DOCTORAL SEMINAR

Correcting Misclassification Bias in Regression Models with Variables Generated via Data Mining

Speaker
Ms Qiao Mengke
Advisor
Dr Huang Ke-Wei, Associate Professor, School of Computing


24 Dec 2019 Tuesday, 02:00 PM to 03:30 PM

Executive Classroom, COM2-04-02

Abstract:

As a result of advances in data mining, more and more empirical studies in the social sciences apply classification algorithms to construct independent and dependent variables for further analysis via standard regression methods. Specifically, in the first stage, researchers apply classification algorithms to construct a new categorical variable. In the second stage, this newly constructed categorical variable can be directly used as an independent or dependent variable in a regression.
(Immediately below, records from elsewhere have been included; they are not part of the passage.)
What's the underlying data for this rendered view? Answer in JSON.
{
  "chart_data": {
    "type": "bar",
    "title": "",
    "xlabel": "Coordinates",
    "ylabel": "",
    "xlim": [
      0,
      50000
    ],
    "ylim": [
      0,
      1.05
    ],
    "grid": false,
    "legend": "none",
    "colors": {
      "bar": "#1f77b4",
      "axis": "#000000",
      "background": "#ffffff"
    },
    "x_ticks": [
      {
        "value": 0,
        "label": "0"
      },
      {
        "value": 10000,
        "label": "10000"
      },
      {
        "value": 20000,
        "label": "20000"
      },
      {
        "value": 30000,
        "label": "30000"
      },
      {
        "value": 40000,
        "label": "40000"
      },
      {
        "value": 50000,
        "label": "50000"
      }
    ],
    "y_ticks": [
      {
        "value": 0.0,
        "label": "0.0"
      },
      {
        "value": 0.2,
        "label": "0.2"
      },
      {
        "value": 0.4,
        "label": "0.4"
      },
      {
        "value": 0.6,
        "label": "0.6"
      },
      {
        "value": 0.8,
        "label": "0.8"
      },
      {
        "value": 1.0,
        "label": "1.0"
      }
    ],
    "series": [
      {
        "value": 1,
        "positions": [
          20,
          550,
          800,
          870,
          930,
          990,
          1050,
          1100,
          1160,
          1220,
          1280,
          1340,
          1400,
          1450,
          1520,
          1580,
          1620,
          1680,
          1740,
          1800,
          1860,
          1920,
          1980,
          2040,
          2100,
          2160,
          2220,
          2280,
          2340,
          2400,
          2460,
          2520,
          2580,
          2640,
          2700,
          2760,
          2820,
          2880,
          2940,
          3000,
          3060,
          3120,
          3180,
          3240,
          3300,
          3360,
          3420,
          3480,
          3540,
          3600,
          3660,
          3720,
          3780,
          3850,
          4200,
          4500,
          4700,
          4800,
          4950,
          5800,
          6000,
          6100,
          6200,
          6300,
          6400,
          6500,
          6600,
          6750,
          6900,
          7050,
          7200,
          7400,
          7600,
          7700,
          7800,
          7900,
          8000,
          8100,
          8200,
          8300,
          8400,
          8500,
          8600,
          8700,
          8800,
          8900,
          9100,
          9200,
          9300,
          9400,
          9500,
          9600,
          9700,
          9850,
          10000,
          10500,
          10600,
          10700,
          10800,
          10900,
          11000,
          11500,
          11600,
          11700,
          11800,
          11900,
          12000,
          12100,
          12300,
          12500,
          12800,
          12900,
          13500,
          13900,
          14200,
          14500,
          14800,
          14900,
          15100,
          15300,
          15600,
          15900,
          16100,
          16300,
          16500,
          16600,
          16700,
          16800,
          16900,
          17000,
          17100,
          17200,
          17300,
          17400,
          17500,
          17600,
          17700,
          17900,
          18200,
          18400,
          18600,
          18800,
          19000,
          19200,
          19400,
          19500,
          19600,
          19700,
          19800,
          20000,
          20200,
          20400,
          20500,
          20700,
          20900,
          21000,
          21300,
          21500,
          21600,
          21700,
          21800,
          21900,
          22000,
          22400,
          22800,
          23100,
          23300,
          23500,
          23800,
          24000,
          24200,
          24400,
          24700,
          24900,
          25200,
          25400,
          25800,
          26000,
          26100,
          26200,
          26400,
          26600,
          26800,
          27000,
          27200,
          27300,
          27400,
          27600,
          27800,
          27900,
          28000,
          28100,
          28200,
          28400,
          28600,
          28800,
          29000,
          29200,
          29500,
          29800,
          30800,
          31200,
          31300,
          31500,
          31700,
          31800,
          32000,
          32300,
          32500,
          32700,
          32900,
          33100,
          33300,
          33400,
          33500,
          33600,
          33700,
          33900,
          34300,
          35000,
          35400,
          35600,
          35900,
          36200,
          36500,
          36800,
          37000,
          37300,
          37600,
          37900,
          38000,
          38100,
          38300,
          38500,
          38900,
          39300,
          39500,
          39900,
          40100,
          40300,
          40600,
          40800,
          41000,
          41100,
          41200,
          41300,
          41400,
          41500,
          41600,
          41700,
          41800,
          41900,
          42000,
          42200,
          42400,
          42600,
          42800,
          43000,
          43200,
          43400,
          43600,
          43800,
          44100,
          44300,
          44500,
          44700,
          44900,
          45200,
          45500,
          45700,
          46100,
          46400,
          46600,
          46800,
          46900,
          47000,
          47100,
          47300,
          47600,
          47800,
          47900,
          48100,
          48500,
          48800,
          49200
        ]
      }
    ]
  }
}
This type of study is defined as "individual-level hybrid study". Besides, the new variable from the first classification stage can be aggregated (e.g. mean or sum) and then, be used as a variable in the aggregate-level regression. This type of study is defined as "aggregate-level hybrid study". In the classification phase of these studies, researchers need to choose subjectively a classification performance metric for optimization in the standard procedure. No matter which performance metric is chosen, the constructed variable still includes classification error because those variables cannot be classified perfectly. The misclassification of constructed variables will lead to bias in the estimation of regression coefficients in the following phase, which has been documented as a problem of measurement error in the econometrics literature.
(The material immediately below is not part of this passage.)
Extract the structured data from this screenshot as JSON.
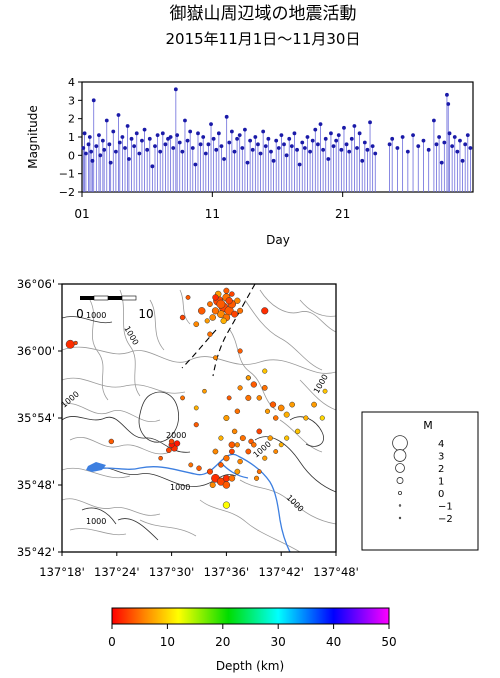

In the first study, we attempt to investigate systematically the theoretical foundation of the measurement error problem in individual-level hybrid studies. In individual-level hybrid studies, individual-level measurement error can be directly observed and quantified on the training set, which can be utilized to correct the estimation bias. Our theoretical analysis shows that consistent regression estimators can be recovered in all models studied in this paper. The main implication of our theoretical result is that researchers do not need to tune the classification algorithm to minimize the bias of estimated regression coefficients because this bias can be corrected by theoretical formulas, even if the classification accuracy is poor. Instead, we propose that a classification algorithm should be tuned to minimize the standard error of the focal regression coefficient derived based on the corrected formula. As a result, researchers can derive consistent and most efficient estimators in all models studied in this paper.

In the second study, we attempt to analyze the measurement error issue in aggregate-level hybrid studies. In aggregate-level hybrid studies, the aggregated measurement error cannot be directly observed and quantified on the training set since the training dataset is generally a random subsample of the whole dataset at individual level, not at aggregate level. Moreover, little literature has analyzed this problem since it appears due to the unique two-stage feature in hybrid study. Therefore, we need to derive new solutions to correct the estimation bias in aggregate-level hybrid studies. Our theoretical analysis shows that consistent regression estimators can be recovered in all cases studied in this paper. As with the first study, our theoretical results show that the estimation bias can be corrected by theoretical formulas, even if the classification performance is poor.